The long list of prominent names begins with the great naturalist John J. Audubon (1780-1851) and in fact, much of the cemetery was Audubon’s farm “Minniesland.” In 1841, Audubon and his wife Lucy established a farm on the Hudson River at the present W. 155th Street & Riverside Drive with a grand family manor spacious enough for his two sons and their combined families. Later his property was sold to Trinity Cemetery next door and incorporated into the cemetery property. Audubon’s 30 foot high marker lies in the Eastern Division of the cemetery, behind the church. A massive stone base, topped with a huge stone Celtic cross, it was erected in 1893 by the New-York Academy of Sciences. The monument is gracefully carved with a variety of birds representing his famed drawings of “Birds of America.”
One of New York’s first families, the Astors, are represented here with a variety of vaults and mausoleums. John Jacob Astor I (1763-1848) is here and there is even a nautical “anchor marker” which reminds us of Col. John Jacob Astor, who perished in the Titanic disaster in 1912.
There are also Schermerhorns buried at Trinity Cemetery. Caroline Schermerhorn became the legendary Mrs. Astor, self-proclaimed queen of New York society. Mrs. Astor coined the term “the 400” because the ballroom of her Fifth Ave. house (where the Empire State Building stands now) could hold only 400 people. Letters and diaries of old New York are filled with stories of socialites and their desperate attempts to receive invitations to Mrs. Astor’s balls.
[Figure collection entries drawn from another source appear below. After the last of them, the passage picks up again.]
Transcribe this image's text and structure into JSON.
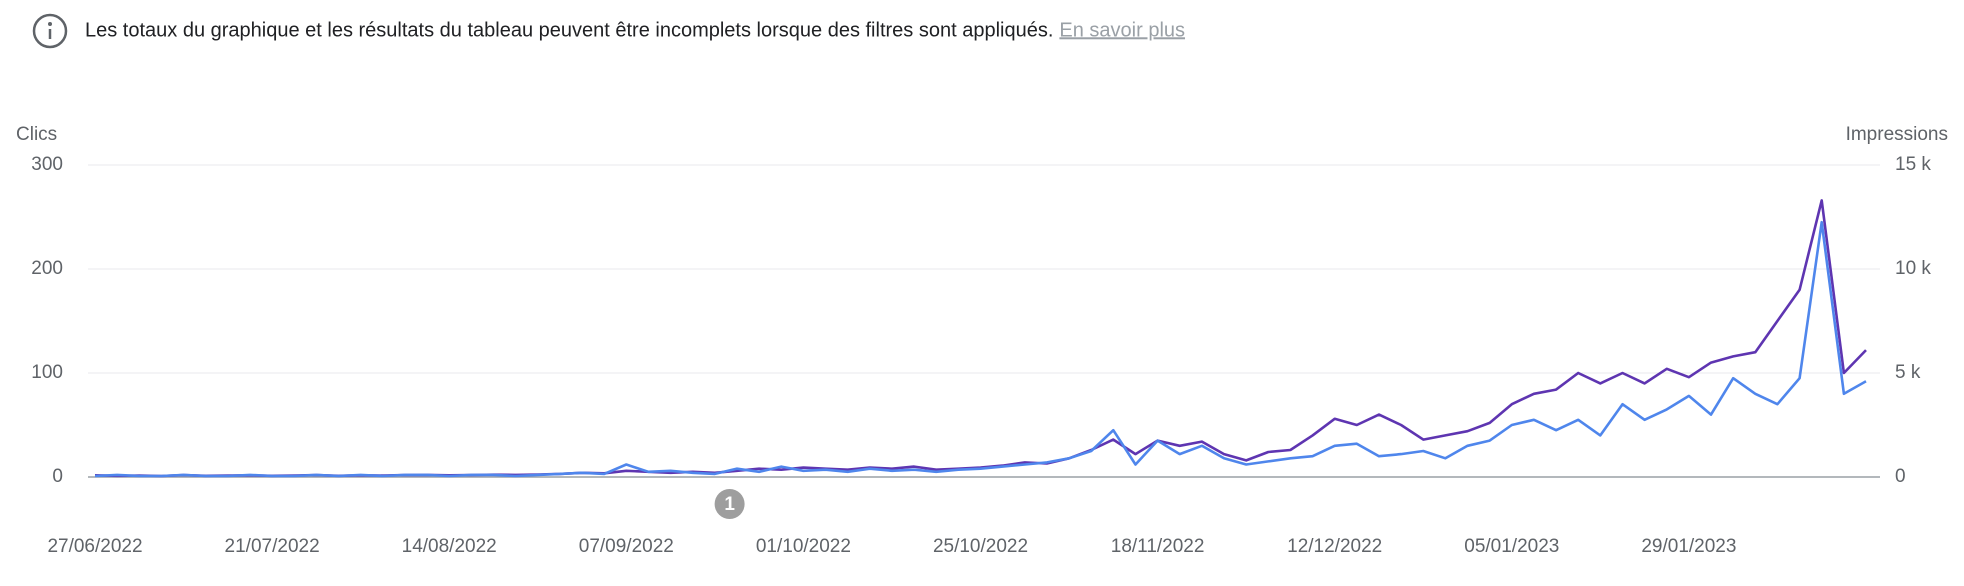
{
  "notice": {
    "text": "Les totaux du graphique et les résultats du tableau peuvent être incomplets lorsque des filtres sont appliqués.",
    "link": "En savoir plus"
  },
  "chart_data": {
    "type": "line",
    "y_label": "Clics",
    "y2_label": "Impressions",
    "x": [
      "27/06/2022",
      "30/06/2022",
      "03/07/2022",
      "06/07/2022",
      "09/07/2022",
      "12/07/2022",
      "15/07/2022",
      "18/07/2022",
      "21/07/2022",
      "24/07/2022",
      "27/07/2022",
      "30/07/2022",
      "02/08/2022",
      "05/08/2022",
      "08/08/2022",
      "11/08/2022",
      "14/08/2022",
      "17/08/2022",
      "20/08/2022",
      "23/08/2022",
      "26/08/2022",
      "29/08/2022",
      "01/09/2022",
      "04/09/2022",
      "07/09/2022",
      "10/09/2022",
      "13/09/2022",
      "16/09/2022",
      "19/09/2022",
      "22/09/2022",
      "25/09/2022",
      "28/09/2022",
      "01/10/2022",
      "04/10/2022",
      "07/10/2022",
      "10/10/2022",
      "13/10/2022",
      "16/10/2022",
      "19/10/2022",
      "22/10/2022",
      "25/10/2022",
      "28/10/2022",
      "31/10/2022",
      "03/11/2022",
      "06/11/2022",
      "09/11/2022",
      "12/11/2022",
      "15/11/2022",
      "18/11/2022",
      "21/11/2022",
      "24/11/2022",
      "27/11/2022",
      "30/11/2022",
      "03/12/2022",
      "06/12/2022",
      "09/12/2022",
      "12/12/2022",
      "15/12/2022",
      "18/12/2022",
      "21/12/2022",
      "24/12/2022",
      "27/12/2022",
      "30/12/2022",
      "02/01/2023",
      "05/01/2023",
      "08/01/2023",
      "11/01/2023",
      "14/01/2023",
      "17/01/2023",
      "20/01/2023",
      "23/01/2023",
      "26/01/2023",
      "29/01/2023",
      "01/02/2023",
      "04/02/2023",
      "07/02/2023",
      "10/02/2023",
      "13/02/2023",
      "16/02/2023",
      "19/02/2023",
      "22/02/2023"
    ],
    "series": [
      {
        "name": "Clics",
        "color": "#4f86ec",
        "axis": "y",
        "values": [
          1,
          2,
          1,
          1,
          2,
          1,
          1,
          2,
          1,
          1,
          2,
          1,
          2,
          1,
          2,
          2,
          1,
          2,
          2,
          1,
          2,
          3,
          4,
          3,
          12,
          5,
          6,
          4,
          3,
          8,
          5,
          10,
          6,
          7,
          5,
          8,
          6,
          7,
          5,
          7,
          8,
          10,
          12,
          14,
          18,
          25,
          45,
          12,
          35,
          22,
          30,
          18,
          12,
          15,
          18,
          20,
          30,
          32,
          20,
          22,
          25,
          18,
          30,
          35,
          50,
          55,
          45,
          55,
          40,
          70,
          55,
          65,
          78,
          60,
          95,
          80,
          70,
          95,
          245,
          80,
          92
        ]
      },
      {
        "name": "Impressions",
        "color": "#5e35b1",
        "axis": "y2",
        "values": [
          80,
          60,
          70,
          50,
          90,
          60,
          70,
          80,
          60,
          70,
          90,
          60,
          80,
          70,
          90,
          100,
          80,
          90,
          110,
          100,
          120,
          150,
          200,
          180,
          300,
          250,
          200,
          250,
          200,
          300,
          400,
          350,
          450,
          400,
          350,
          450,
          400,
          500,
          350,
          400,
          450,
          550,
          700,
          650,
          900,
          1300,
          1800,
          1100,
          1750,
          1500,
          1700,
          1100,
          800,
          1200,
          1300,
          2000,
          2800,
          2500,
          3000,
          2500,
          1800,
          2000,
          2200,
          2600,
          3500,
          4000,
          4200,
          5000,
          4500,
          5000,
          4500,
          5200,
          4800,
          5500,
          5800,
          6000,
          7500,
          9000,
          13300,
          5000,
          6100
        ]
      }
    ],
    "xlim": [
      "27/06/2022",
      "22/02/2023"
    ],
    "xticks": [
      "27/06/2022",
      "21/07/2022",
      "14/08/2022",
      "07/09/2022",
      "01/10/2022",
      "25/10/2022",
      "18/11/2022",
      "12/12/2022",
      "05/01/2023",
      "29/01/2023"
    ],
    "ylim": [
      0,
      300
    ],
    "yticks": [
      0,
      100,
      200,
      300
    ],
    "y2lim": [
      0,
      15000
    ],
    "y2ticks": [
      0,
      {
        "value": 5000,
        "label": "5 k"
      },
      {
        "value": 10000,
        "label": "10 k"
      },
      {
        "value": 15000,
        "label": "15 k"
      }
    ],
    "grid": true,
    "annotations": [
      {
        "label": "1",
        "x": "21/09/2022"
      }
    ]
  }
}
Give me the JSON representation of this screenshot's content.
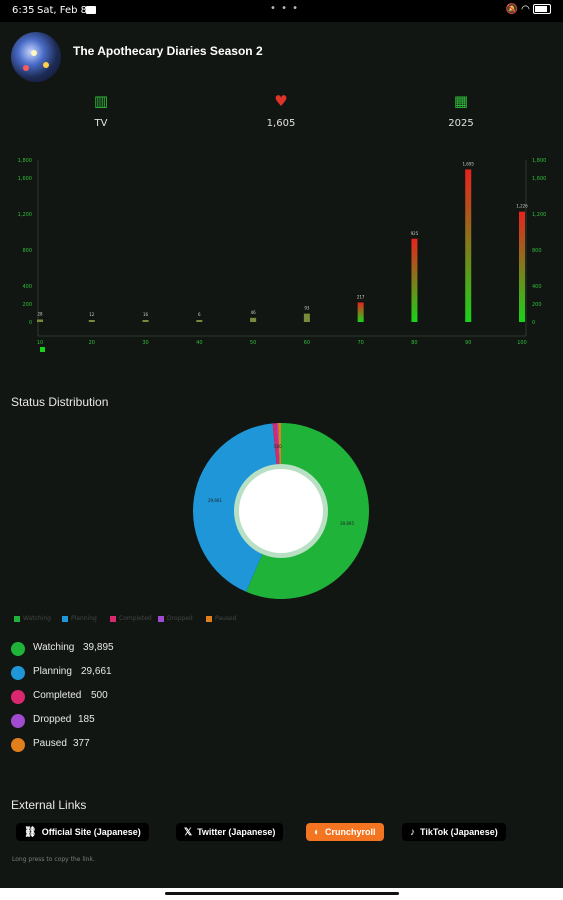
{
  "status_bar": {
    "time": "6:35",
    "date": "Sat, Feb 8",
    "dots": "• • •"
  },
  "header": {
    "title": "The Apothecary Diaries Season 2"
  },
  "stats": [
    {
      "icon": "film-icon",
      "value": "TV",
      "color": "#2fbf3a"
    },
    {
      "icon": "heart-icon",
      "value": "1,605",
      "color": "#e0342b"
    },
    {
      "icon": "calendar-icon",
      "value": "2025",
      "color": "#2fbf3a"
    }
  ],
  "chart_data": {
    "type": "bar",
    "title": "",
    "categories": [
      "10",
      "20",
      "30",
      "40",
      "50",
      "60",
      "70",
      "80",
      "90",
      "100"
    ],
    "series": [
      {
        "values": [
          28,
          12,
          16,
          6,
          46,
          93,
          217,
          925,
          1695,
          1226
        ]
      }
    ],
    "data_labels": [
      "28",
      "12",
      "16",
      "6",
      "46",
      "93",
      "217",
      "925",
      "1,695",
      "1,226"
    ],
    "y_ticks_left": [
      "1,800",
      "1,600",
      "1,200",
      "800",
      "400",
      "200",
      "0"
    ],
    "y_ticks_right": [
      "1,800",
      "1,600",
      "1,200",
      "800",
      "400",
      "200",
      "0"
    ],
    "ylim": [
      0,
      1800
    ],
    "colors": {
      "low": "#19d319",
      "high": "#e8231d"
    },
    "legend": "bottom-left",
    "grid": false
  },
  "status_section": {
    "title": "Status Distribution",
    "items": [
      {
        "name": "Watching",
        "count": "39,895",
        "value": 39895,
        "color": "#1fb33a"
      },
      {
        "name": "Planning",
        "count": "29,661",
        "value": 29661,
        "color": "#1e96d8"
      },
      {
        "name": "Completed",
        "count": "500",
        "value": 500,
        "color": "#d9286e"
      },
      {
        "name": "Dropped",
        "count": "185",
        "value": 185,
        "color": "#a04bd0"
      },
      {
        "name": "Paused",
        "count": "377",
        "value": 377,
        "color": "#e07f1c"
      }
    ],
    "donut_labels": {
      "watching": "39,895",
      "planning": "29,661",
      "completed": "500"
    }
  },
  "links_section": {
    "title": "External Links",
    "links": [
      {
        "icon": "link-icon",
        "label": "Official Site (Japanese)"
      },
      {
        "icon": "x-icon",
        "label": "Twitter (Japanese)"
      },
      {
        "icon": "crunchyroll-icon",
        "label": "Crunchyroll",
        "color": "#f47521"
      },
      {
        "icon": "tiktok-icon",
        "label": "TikTok (Japanese)"
      }
    ],
    "hint": "Long press to copy the link."
  }
}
The Right Reverend Benjamin T. Onderdonk (1791-1861), fourth bishop of New York, is buried here as are three former Mayors of New York: Fernando Wood, Oakey Hall and Mayor Ed Koch. First families of NY such as the Paysons, the Delafields, the Guions and the Carmans are here as well as the notorious socialite and social climber Madame Eliza Jumel whose nearby home is now a museum (the Morris-Jumel Mansion). Charles Dickens’ son Alfred Tennyson Dickens (1845-1912) is buried here after suddenly dying on a ceremonial speaking tour of New York.
One of the most noted people buried here is noted NYC Episcopal priest Dr. Clement Clarke Moore (1779-1863), the presumed author of “Twas the Night Before Christmas is buried here with his entire family. Every Christmas season for nearly 100 years a ceremony is held with a mass to celebrate Dr. Moore’s famous poem and a wreath is placed on his grave.

One of the magnificent carved headstones reads:
Remember Man as you pass by—As you are now, so once was I
And as I am, so must you be. Prepare for death and follow me.